Par Ghazal Golshiri, Cécile Hennion, Louis Imbert et Madjid Zerrouky. Le Monde
RécitLes frappes d’Israël contre les installations nucléaires et l’appareil militaro-sécuritaire du pays consacrent la chute du réseau d’alliances tissé par Téhéran au Proche-Orient. Pensé après la guerre Iran-Irak des années 1980, pour sanctuariser le territoire de la république islamique, il a été incapable de dissuader Israël de passer à l’action.
Aux abords des tombes fraîchement creusées ont été posés les portraits de 26 jeunes Libanais.
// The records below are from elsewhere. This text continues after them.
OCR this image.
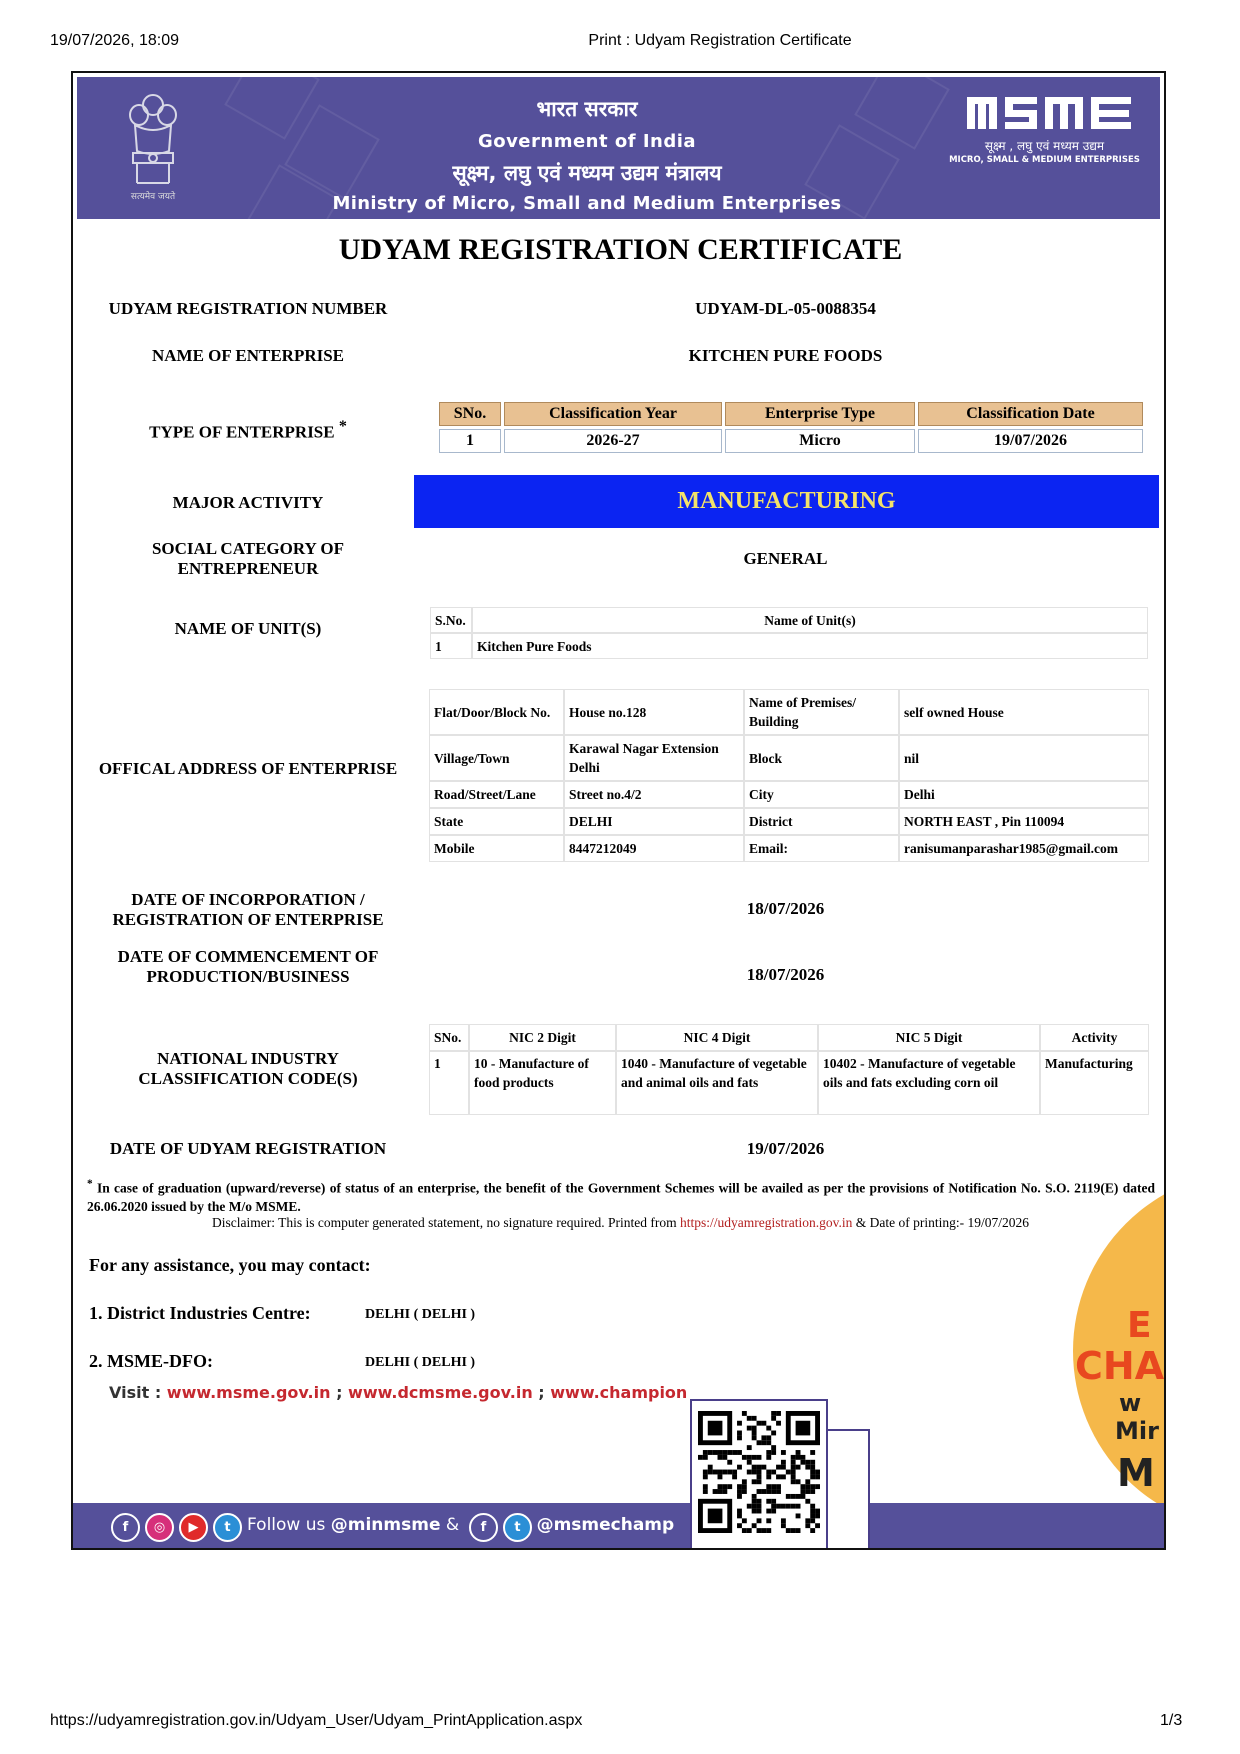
19/07/2026, 18:09	Print : Udyam Registration Certificate
सत्यमेव जयते
भारत सरकार
Government of India
सूक्ष्म, लघु एवं मध्यम उद्यम मंत्रालय
Ministry of Micro, Small and Medium Enterprises
सूक्ष्म , लघु एवं मध्यम उद्यम
MICRO, SMALL & MEDIUM ENTERPRISES
UDYAM REGISTRATION CERTIFICATE
UDYAM REGISTRATION NUMBER	UDYAM-DL-05-0088354
NAME OF ENTERPRISE	KITCHEN PURE FOODS
TYPE OF ENTERPRISE *
SNo.	Classification Year	Enterprise Type	Classification Date
1	2026-27	Micro	19/07/2026
MAJOR ACTIVITY	MANUFACTURING
SOCIAL CATEGORY OF
ENTREPRENEUR
GENERAL
NAME OF UNIT(S)	S.No.	Name of Unit(s)
1	Kitchen Pure Foods
OFFICAL ADDRESS OF ENTERPRISE
Flat/Door/Block No.	House no.128	Name of Premises/ Building	self owned House
Village/Town	Karawal Nagar Extension Delhi	Block	nil
Road/Street/Lane	Street no.4/2	City	Delhi
State	DELHI	District	NORTH EAST , Pin 110094
Mobile	8447212049	Email:	ranisumanparashar1985@gmail.com
DATE OF INCORPORATION /
REGISTRATION OF ENTERPRISE
18/07/2026
DATE OF COMMENCEMENT OF
PRODUCTION/BUSINESS	18/07/2026
NATIONAL INDUSTRY
CLASSIFICATION CODE(S)
SNo.	NIC 2 Digit	NIC 4 Digit	NIC 5 Digit	Activity
1	10 - Manufacture of food products	1040 - Manufacture of vegetable and animal oils and fats	10402 - Manufacture of vegetable oils and fats excluding corn oil	Manufacturing
DATE OF UDYAM REGISTRATION	19/07/2026
* In case of graduation (upward/reverse) of status of an enterprise, the benefit of the Government Schemes will be availed as per the provisions of Notification No. S.O. 2119(E) dated 26.06.2020 issued by the M/o MSME.
Disclaimer: This is computer generated statement, no signature required. Printed from https://udyamregistration.gov.in & Date of printing:- 19/07/2026
E
CHA
w
Mir
M
For any assistance, you may contact:
1. District Industries Centre:	DELHI ( DELHI )
2. MSME-DFO:	DELHI ( DELHI )
Visit : www.msme.gov.in ; www.dcmsme.gov.in ; www.champion
f	◎	▶	t Follow us @minmsme &	@msmechamp
f	t
https://udyamregistration.gov.in/Udyam_User/Udyam_PrintApplication.aspx	1/3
Ici, deux frères âgés d’une vingtaine d’années. Là, une autre fratrie, tuée le même jour que leurs cousins… Tous appartenaient à une unité territoriale du Hezbollah décimée, fin novembre 2024, alors qu’elle tentait de bloquer l’avancée d’une colonne israélienne. « Tant de destructions, tant de morts, est-ce que ça en valait vraiment la peine ? », s’interroge Hassan, dont le regard se perd au-delà du cimetière, en direction du village de Houla, sur la ligne de démarcation entre le Liban sud dévasté par la guerre et le nord d’Israël.
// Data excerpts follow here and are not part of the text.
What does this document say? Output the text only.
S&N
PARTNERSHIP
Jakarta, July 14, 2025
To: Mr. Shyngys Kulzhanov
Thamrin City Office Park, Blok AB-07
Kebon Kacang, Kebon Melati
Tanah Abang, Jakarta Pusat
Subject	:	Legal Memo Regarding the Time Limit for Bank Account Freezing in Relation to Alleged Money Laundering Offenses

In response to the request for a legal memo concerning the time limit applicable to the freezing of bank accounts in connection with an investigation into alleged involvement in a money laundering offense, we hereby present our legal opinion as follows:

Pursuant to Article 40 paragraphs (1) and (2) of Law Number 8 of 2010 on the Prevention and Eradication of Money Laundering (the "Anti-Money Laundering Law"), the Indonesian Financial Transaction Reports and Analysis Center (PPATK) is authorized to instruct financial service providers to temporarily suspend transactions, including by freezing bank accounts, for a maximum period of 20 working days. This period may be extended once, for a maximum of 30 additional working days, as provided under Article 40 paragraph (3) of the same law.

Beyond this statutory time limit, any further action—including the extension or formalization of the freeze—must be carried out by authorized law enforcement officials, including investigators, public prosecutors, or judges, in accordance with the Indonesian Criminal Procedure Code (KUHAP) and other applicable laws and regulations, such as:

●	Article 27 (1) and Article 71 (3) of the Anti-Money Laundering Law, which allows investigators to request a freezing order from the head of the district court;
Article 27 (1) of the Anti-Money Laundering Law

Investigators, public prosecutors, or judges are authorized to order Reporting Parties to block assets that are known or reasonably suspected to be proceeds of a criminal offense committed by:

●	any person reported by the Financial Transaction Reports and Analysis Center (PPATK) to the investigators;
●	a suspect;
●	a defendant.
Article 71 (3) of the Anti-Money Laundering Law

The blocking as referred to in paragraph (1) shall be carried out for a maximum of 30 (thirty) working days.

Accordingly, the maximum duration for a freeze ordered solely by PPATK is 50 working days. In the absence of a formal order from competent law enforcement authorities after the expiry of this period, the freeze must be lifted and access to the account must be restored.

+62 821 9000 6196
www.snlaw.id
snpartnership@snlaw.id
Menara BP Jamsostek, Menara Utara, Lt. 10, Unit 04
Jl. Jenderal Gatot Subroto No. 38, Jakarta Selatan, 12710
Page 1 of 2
Les combattants avaient été enterrés, le 6 décembre 2024, à la faveur d’un cessez-lefeu précaire qui actait, de facto, la reddition du Hezbollah. Le mouvement chiite, créé en 1982 avec l’aide de gardiens de la révolution iraniens, est décapité. Son chef, Hassan Nasrallah, avait été tué le 27 septembre 2024, dans une frappe israélienne sur son quartier général ultrasécurisé de la banlieue de Beyrouth. La seule des milices issues de la guerre civile libanaise à n’avoir pas été démilitarisée en 1990, vénérée comme le « parti de la résistance » à Israël, mais aussi crainte et parfois détestée au fur et à mesure qu’elle avait étendu son emprise dans le pays, est sommée de désarmer. Une perspective encore inimaginable quelques mois auparavant.
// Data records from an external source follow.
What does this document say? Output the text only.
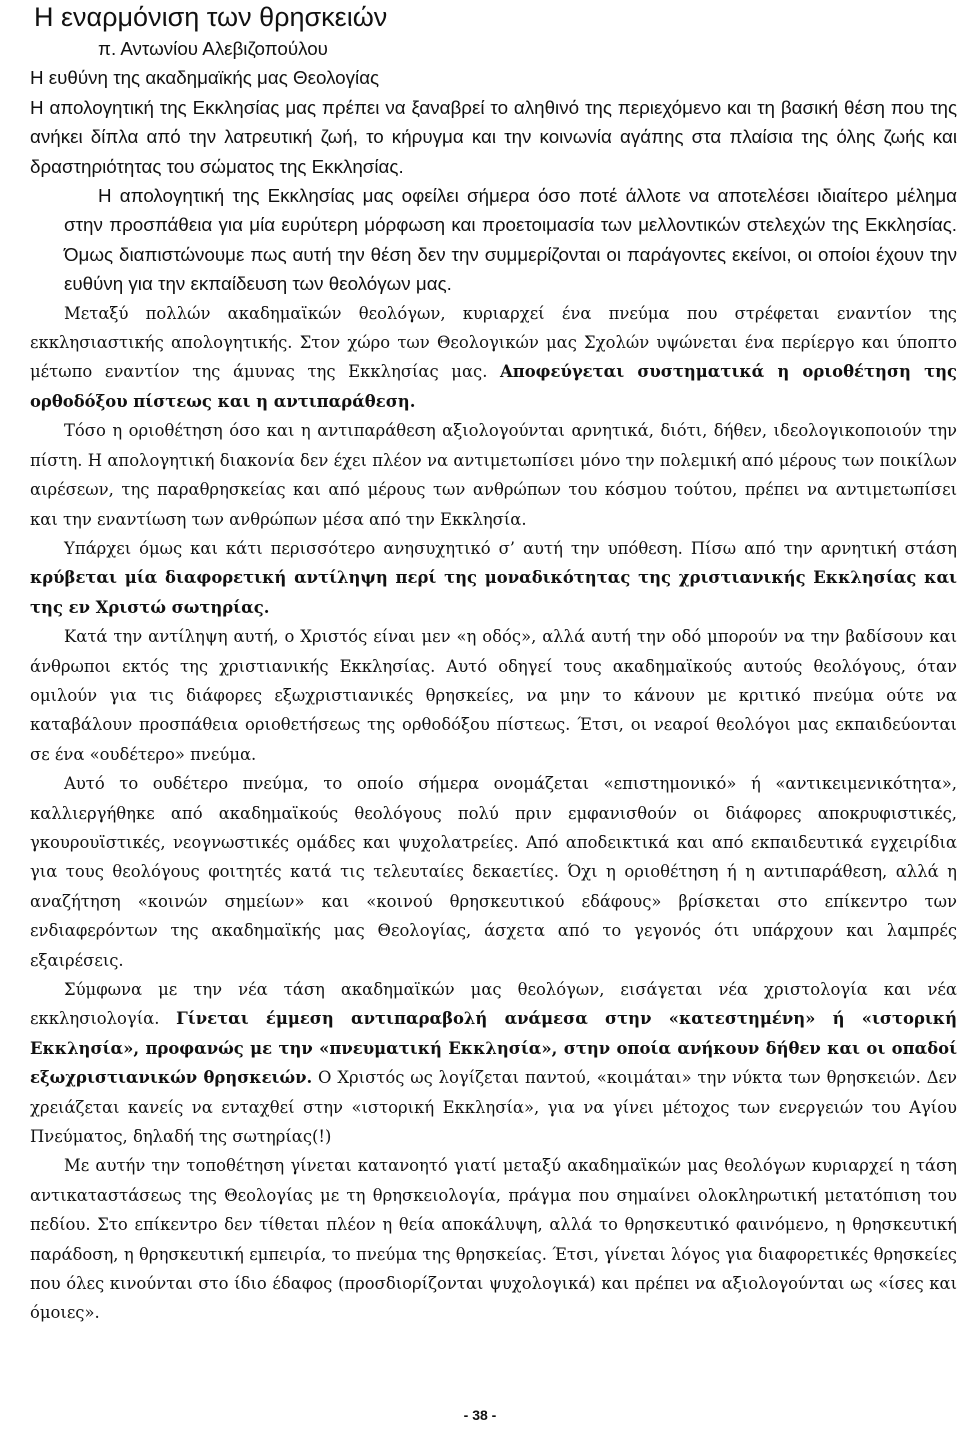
Η εναρμόνιση των θρησκειών
π. Αντωνίου Αλεβιζοπούλου
Η ευθύνη της ακαδημαϊκής μας Θεολογίας

Η απολογητική της Εκκλησίας μας πρέπει να ξαναβρεί το αληθινό της περιεχόμενο και τη βασική θέση που της ανήκει δίπλα από την λατρευτική ζωή, το κήρυγμα και την κοινωνία αγάπης στα πλαίσια της όλης ζωής και δραστηριότητας του σώματος της Εκκλησίας.

Η απολογητική της Εκκλησίας μας οφείλει σήμερα όσο ποτέ άλλοτε να αποτελέσει ιδιαίτερο μέλημα στην προσπάθεια για μία ευρύτερη μόρφωση και προετοιμασία των μελλοντικών στελεχών της Εκκλησίας. Όμως διαπιστώνουμε πως αυτή την θέση δεν την συμμερίζονται οι παράγοντες εκείνοι, οι οποίοι έχουν την ευθύνη για την εκπαίδευση των θεολόγων μας.

Μεταξύ πολλών ακαδημαϊκών θεολόγων, κυριαρχεί ένα πνεύμα που στρέφεται εναντίον της εκκλησιαστικής απολογητικής. Στον χώρο των Θεολογικών μας Σχολών υψώνεται ένα περίεργο και ύποπτο μέτωπο εναντίον της άμυνας της Εκκλησίας μας. Αποφεύγεται συστηματικά η οριοθέτηση της ορθοδόξου πίστεως και η αντιπαράθεση.

Τόσο η οριοθέτηση όσο και η αντιπαράθεση αξιολογούνται αρνητικά, διότι, δήθεν, ιδεολογικοποιούν την πίστη. Η απολογητική διακονία δεν έχει πλέον να αντιμετωπίσει μόνο την πολεμική από μέρους των ποικίλων αιρέσεων, της παραθρησκείας και από μέρους των ανθρώπων του κόσμου τούτου, πρέπει να αντιμετωπίσει και την εναντίωση των ανθρώπων μέσα από την Εκκλησία.

Υπάρχει όμως και κάτι περισσότερο ανησυχητικό σ’ αυτή την υπόθεση. Πίσω από την αρνητική στάση κρύβεται μία διαφορετική αντίληψη περί της μοναδικότητας της χριστιανικής Εκκλησίας και της εν Χριστώ σωτηρίας.

Κατά την αντίληψη αυτή, ο Χριστός είναι μεν «η οδός», αλλά αυτή την οδό μπορούν να την βαδίσουν και άνθρωποι εκτός της χριστιανικής Εκκλησίας. Αυτό οδηγεί τους ακαδημαϊκούς αυτούς θεολόγους, όταν ομιλούν για τις διάφορες εξωχριστιανικές θρησκείες, να μην το κάνουν με κριτικό πνεύμα ούτε να καταβάλουν προσπάθεια οριοθετήσεως της ορθοδόξου πίστεως. Έτσι, οι νεαροί θεολόγοι μας εκπαιδεύονται σε ένα «ουδέτερο» πνεύμα.

Αυτό το ουδέτερο πνεύμα, το οποίο σήμερα ονομάζεται «επιστημονικό» ή «αντικειμενικότητα», καλλιεργήθηκε από ακαδημαϊκούς θεολόγους πολύ πριν εμφανισθούν οι διάφορες αποκρυφιστικές, γκουρουϊστικές, νεογνωστικές ομάδες και ψυχολατρείες. Από αποδεικτικά και από εκπαιδευτικά εγχειρίδια για τους θεολόγους φοιτητές κατά τις τελευταίες δεκαετίες. Όχι η οριοθέτηση ή η αντιπαράθεση, αλλά η αναζήτηση «κοινών σημείων» και «κοινού θρησκευτικού εδάφους» βρίσκεται στο επίκεντρο των ενδιαφερόντων της ακαδημαϊκής μας Θεολογίας, άσχετα από το γεγονός ότι υπάρχουν και λαμπρές εξαιρέσεις.

Σύμφωνα με την νέα τάση ακαδημαϊκών μας θεολόγων, εισάγεται νέα χριστολογία και νέα εκκλησιολογία. Γίνεται έμμεση αντιπαραβολή ανάμεσα στην «κατεστημένη» ή «ιστορική Εκκλησία», προφανώς με την «πνευματική Εκκλησία», στην οποία ανήκουν δήθεν και οι οπαδοί εξωχριστιανικών θρησκειών. Ο Χριστός ως λογίζεται παντού, «κοιμάται» την νύκτα των θρησκειών. Δεν χρειάζεται κανείς να ενταχθεί στην «ιστορική Εκκλησία», για να γίνει μέτοχος των ενεργειών του Αγίου Πνεύματος, δηλαδή της σωτηρίας(!)

Με αυτήν την τοποθέτηση γίνεται κατανοητό γιατί μεταξύ ακαδημαϊκών μας θεολόγων κυριαρχεί η τάση αντικαταστάσεως της Θεολογίας με τη θρησκειολογία, πράγμα που σημαίνει ολοκληρωτική μετατόπιση του πεδίου. Στο επίκεντρο δεν τίθεται πλέον η θεία αποκάλυψη, αλλά το θρησκευτικό φαινόμενο, η θρησκευτική παράδοση, η θρησκευτική εμπειρία, το πνεύμα της θρησκείας. Έτσι, γίνεται λόγος για διαφορετικές θρησκείες που όλες κινούνται στο ίδιο έδαφος (προσδιορίζονται ψυχολογικά) και πρέπει να αξιολογούνται ως «ίσες και όμοιες».

- 38 -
L’offensive dévastatrice de Tel-Aviv contre le Hezbollah, qui a également pris les Iraniens de court, impuissants à le soutenir par crainte d’une riposte israélienne sur leur sol, a même instillé le doute chez les sympathisants du Parti de Dieu : et si Téhéran les avait sacrifiés pour s’éviter une guerre ouverte avec Israël ? L’« axe de la résistance », cette toile composée de mouvements armés, patiemment tissée par la République islamique de la péninsule Arabique jusqu'aux rives du Levant, était en réalité déjà affaibli. Mais la mise à genoux du Hezbollah, son pilier le plus ancien et le plus puissant à l'extérieur de l'Iran, a lancé le compte à rebours de l'anéantissement de sa stratégie de défense et d'expansion régionale. Plus isolé que jamais, Téhéran est, depuis le 13 juin, sous le feu d'Israël, déterminé à détruire méthodiquement les installations nucléaires et l'appareil militaro-sécuritaire iraniens.
ASSASSINAT DE SOLEIΜΑΝΙ
Par le passé, la République islamique avait pourtant fait preuve d'une ténacité remarquable face aux menaces de «fin officielle » proférées par la première administration de Donald Trump. Washington avait visé très haut, en assassinant le général iranien Ghassem Soleimani par un tir de drone, le 3 janvier 2020, près de l'aéroport de Bagdad. Le commandant de la force d'élite Al-Qods («Jérusalem ») n'était pas seulement le maître espion de la machine sécuritaire iranienne. Il était surtout le grand architecte de l'«axe de la résistance». Lui-même s'en était vanté auprès de David Petraeus, à l'époque où ce dernier était général américain quatre étoiles à Bagdad. «Général Petraeus, sachez que moi, Ghassem Soleimani, je contrôle la politique de l'Iran en Irak, au Liban, à Gaza et en Afghanistan », lui avait-il écrit dans un SMS, en 2008.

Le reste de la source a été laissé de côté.